What the ballot measure would do

The Virginia referendum concerns the redrawing of congressional district boundaries, a process that has long been a flashpoint in American politics. Redistricting decisions can significantly influence election outcomes by concentrating or diluting the voting power of particular communities or political groups.

Critics of the current Republican-drawn maps have argued that new boundaries are needed to better reflect the state's population and ensure competitive elections. Supporters of the ballot measure have framed it as a step toward fairer representation.

Opponents, including Trump and congressional Republican leadership, have characterized it as a Democratic maneuver designed to engineer more favorable electoral geography ahead of November's midterm elections.

Stakes for House control

The involvement of both the president and the House Speaker underscores how seriously Republican leadership views the potential downstream consequences of the measure passing. Control of the House has shifted multiple times in recent election cycles, and individual states' redistricting decisions can carry outsized national significance.

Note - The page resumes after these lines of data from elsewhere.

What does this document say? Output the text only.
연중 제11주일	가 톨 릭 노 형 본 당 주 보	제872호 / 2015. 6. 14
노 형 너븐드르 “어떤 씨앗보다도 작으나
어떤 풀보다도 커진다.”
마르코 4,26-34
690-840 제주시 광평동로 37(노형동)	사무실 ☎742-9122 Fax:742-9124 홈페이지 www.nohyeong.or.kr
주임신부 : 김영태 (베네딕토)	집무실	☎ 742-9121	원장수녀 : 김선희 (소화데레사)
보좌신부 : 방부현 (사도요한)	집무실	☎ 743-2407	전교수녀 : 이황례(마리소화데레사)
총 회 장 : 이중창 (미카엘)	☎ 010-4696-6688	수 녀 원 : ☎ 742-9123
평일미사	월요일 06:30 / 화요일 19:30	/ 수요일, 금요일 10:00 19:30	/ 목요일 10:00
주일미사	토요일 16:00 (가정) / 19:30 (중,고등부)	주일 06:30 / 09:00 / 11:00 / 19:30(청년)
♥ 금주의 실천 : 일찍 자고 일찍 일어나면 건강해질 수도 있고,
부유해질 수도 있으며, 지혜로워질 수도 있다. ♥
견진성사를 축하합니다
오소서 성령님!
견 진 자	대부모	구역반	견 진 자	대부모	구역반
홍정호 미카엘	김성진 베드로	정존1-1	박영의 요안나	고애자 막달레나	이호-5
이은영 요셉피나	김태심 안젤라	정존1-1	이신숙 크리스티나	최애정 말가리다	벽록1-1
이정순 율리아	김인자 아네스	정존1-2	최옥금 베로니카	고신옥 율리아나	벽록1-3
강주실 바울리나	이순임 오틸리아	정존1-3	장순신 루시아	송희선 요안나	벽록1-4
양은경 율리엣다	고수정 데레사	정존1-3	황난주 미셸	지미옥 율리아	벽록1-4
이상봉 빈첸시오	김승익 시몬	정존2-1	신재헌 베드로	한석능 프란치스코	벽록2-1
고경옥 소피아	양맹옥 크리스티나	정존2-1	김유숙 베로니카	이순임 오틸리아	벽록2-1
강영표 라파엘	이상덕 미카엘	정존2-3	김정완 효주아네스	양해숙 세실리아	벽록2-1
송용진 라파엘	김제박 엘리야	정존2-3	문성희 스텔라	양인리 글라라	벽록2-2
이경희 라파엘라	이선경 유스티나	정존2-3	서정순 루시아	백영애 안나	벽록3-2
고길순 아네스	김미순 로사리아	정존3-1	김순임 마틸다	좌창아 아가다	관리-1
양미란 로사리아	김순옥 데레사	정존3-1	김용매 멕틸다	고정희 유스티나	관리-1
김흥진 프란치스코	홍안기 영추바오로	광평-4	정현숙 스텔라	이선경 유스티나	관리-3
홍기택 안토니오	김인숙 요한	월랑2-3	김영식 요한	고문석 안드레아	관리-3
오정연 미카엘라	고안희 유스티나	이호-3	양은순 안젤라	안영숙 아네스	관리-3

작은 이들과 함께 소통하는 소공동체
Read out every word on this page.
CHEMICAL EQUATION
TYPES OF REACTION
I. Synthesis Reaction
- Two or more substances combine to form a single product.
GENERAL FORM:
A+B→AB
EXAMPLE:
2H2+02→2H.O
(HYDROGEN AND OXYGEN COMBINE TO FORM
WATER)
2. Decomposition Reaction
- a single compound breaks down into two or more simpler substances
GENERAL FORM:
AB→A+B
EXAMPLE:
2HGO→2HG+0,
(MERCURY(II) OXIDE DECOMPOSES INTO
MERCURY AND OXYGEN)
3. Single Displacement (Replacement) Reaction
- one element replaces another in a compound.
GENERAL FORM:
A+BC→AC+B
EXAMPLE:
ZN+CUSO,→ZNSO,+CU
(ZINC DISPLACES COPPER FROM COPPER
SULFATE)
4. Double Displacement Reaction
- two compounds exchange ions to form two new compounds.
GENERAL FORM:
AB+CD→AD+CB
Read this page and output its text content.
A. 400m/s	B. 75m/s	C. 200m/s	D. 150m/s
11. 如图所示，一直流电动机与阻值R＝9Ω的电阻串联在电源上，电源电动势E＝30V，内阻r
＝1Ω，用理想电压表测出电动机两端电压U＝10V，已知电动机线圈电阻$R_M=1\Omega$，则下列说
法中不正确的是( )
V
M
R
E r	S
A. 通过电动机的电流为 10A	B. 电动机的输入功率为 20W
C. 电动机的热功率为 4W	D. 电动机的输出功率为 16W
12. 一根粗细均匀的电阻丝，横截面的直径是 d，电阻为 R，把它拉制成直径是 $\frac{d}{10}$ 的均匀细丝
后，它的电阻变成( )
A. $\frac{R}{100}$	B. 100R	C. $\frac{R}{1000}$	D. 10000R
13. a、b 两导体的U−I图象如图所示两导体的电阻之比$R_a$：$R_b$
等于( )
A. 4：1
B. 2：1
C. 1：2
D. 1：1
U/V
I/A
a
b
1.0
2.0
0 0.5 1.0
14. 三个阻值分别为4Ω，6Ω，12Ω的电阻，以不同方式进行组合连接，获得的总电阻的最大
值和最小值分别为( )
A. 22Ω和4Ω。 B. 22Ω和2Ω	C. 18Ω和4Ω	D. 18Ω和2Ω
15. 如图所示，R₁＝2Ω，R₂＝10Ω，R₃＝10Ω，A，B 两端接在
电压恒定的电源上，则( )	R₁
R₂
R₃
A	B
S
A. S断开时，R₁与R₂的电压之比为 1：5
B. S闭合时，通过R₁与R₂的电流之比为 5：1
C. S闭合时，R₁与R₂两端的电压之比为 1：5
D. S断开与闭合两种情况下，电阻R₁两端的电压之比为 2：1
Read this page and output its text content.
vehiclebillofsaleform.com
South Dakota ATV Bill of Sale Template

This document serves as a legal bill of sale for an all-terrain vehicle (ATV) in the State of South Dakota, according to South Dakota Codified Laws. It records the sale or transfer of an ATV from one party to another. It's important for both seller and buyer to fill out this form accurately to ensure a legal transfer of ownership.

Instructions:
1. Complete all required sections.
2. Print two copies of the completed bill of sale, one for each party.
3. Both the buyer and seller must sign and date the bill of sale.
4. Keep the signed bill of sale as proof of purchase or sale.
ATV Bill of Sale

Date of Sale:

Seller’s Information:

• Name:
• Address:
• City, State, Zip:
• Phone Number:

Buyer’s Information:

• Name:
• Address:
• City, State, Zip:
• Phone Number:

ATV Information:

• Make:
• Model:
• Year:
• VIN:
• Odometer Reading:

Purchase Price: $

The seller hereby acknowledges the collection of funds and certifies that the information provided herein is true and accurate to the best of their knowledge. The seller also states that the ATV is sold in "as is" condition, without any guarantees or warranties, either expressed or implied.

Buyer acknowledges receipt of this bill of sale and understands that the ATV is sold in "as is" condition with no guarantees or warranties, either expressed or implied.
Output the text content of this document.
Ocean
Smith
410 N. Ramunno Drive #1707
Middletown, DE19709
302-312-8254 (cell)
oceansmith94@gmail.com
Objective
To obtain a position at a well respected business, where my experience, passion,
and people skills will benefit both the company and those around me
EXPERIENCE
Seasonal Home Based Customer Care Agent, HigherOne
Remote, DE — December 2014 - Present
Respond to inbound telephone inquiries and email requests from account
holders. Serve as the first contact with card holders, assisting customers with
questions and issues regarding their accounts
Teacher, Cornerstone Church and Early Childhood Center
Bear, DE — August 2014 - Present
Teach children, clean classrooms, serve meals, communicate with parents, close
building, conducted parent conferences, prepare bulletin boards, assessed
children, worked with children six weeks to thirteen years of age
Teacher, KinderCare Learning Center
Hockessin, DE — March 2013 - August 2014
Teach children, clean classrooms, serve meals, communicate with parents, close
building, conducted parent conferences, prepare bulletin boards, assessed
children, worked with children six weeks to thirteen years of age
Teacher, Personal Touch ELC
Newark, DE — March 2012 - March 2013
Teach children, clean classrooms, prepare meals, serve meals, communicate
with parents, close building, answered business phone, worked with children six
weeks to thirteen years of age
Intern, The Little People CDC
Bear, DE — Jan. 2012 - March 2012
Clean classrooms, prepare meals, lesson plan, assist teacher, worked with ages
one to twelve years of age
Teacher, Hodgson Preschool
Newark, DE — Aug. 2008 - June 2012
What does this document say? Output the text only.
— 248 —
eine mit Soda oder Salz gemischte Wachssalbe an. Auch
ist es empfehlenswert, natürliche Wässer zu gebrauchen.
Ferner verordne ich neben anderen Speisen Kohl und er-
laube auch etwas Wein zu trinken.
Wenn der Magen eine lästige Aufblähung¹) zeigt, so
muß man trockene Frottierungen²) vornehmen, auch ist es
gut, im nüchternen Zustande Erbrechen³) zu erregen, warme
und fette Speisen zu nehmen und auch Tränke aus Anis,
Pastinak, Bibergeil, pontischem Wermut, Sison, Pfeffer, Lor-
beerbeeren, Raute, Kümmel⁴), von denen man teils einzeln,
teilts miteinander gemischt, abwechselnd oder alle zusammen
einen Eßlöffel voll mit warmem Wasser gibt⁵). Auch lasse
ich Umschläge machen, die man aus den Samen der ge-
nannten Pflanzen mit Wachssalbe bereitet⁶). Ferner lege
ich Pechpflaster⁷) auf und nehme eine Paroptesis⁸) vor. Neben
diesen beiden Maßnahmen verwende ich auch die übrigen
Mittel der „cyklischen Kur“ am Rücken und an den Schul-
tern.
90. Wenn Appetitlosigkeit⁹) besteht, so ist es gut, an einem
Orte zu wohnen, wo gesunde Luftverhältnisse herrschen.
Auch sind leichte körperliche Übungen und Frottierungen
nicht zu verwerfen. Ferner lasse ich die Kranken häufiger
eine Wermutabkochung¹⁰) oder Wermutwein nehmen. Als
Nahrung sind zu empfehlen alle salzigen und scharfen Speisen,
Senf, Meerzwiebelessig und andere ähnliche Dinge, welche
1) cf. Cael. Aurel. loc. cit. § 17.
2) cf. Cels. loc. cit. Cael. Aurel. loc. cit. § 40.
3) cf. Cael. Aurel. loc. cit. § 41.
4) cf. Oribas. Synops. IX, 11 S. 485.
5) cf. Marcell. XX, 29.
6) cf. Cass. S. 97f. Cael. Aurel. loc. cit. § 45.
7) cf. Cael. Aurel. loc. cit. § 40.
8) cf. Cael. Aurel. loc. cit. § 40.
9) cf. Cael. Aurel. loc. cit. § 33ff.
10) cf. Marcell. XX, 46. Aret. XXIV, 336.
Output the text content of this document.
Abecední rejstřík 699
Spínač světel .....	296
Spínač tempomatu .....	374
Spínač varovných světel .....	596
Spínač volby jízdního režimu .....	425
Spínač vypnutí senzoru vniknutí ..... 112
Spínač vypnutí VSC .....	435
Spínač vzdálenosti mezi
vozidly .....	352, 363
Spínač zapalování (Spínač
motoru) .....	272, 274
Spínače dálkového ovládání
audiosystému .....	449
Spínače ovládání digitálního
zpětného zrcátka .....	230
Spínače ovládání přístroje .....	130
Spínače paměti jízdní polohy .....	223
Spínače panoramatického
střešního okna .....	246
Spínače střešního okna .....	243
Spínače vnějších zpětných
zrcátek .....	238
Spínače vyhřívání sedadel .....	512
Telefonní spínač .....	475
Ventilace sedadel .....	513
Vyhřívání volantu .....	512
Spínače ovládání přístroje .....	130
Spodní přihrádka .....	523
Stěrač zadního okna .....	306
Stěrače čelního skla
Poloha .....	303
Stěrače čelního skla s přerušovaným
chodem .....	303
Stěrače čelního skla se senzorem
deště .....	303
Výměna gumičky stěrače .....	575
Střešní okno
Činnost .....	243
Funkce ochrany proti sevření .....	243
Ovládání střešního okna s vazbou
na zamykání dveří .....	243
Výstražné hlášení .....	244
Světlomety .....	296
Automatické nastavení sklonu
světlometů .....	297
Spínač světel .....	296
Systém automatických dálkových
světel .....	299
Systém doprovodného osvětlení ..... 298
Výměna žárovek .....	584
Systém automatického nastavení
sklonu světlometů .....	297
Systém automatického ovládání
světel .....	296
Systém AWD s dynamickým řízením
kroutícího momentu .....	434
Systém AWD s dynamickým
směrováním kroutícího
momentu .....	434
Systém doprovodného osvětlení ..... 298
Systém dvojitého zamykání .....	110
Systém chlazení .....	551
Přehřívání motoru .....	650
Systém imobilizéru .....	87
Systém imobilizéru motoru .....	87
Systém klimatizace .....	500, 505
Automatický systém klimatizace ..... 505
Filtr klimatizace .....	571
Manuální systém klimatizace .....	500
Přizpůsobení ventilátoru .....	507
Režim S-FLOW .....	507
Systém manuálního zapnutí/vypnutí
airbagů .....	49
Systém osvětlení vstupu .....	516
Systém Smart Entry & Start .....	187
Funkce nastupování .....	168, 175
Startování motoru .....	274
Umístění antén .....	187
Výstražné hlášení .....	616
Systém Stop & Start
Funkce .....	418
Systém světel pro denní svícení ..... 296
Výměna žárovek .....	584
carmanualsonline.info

Virginia has become an increasingly competitive state in national politics, making its congressional map a prize for both parties. A shift of four House seats resulting from redrawn boundaries could meaningfully alter the composition of the chamber following the November elections.

Trump's intervention in a state-level ballot measure reflects the broader nationalization of redistricting fights, which have played out in courts and legislatures across the country as both parties seek advantages heading into the next election cycle.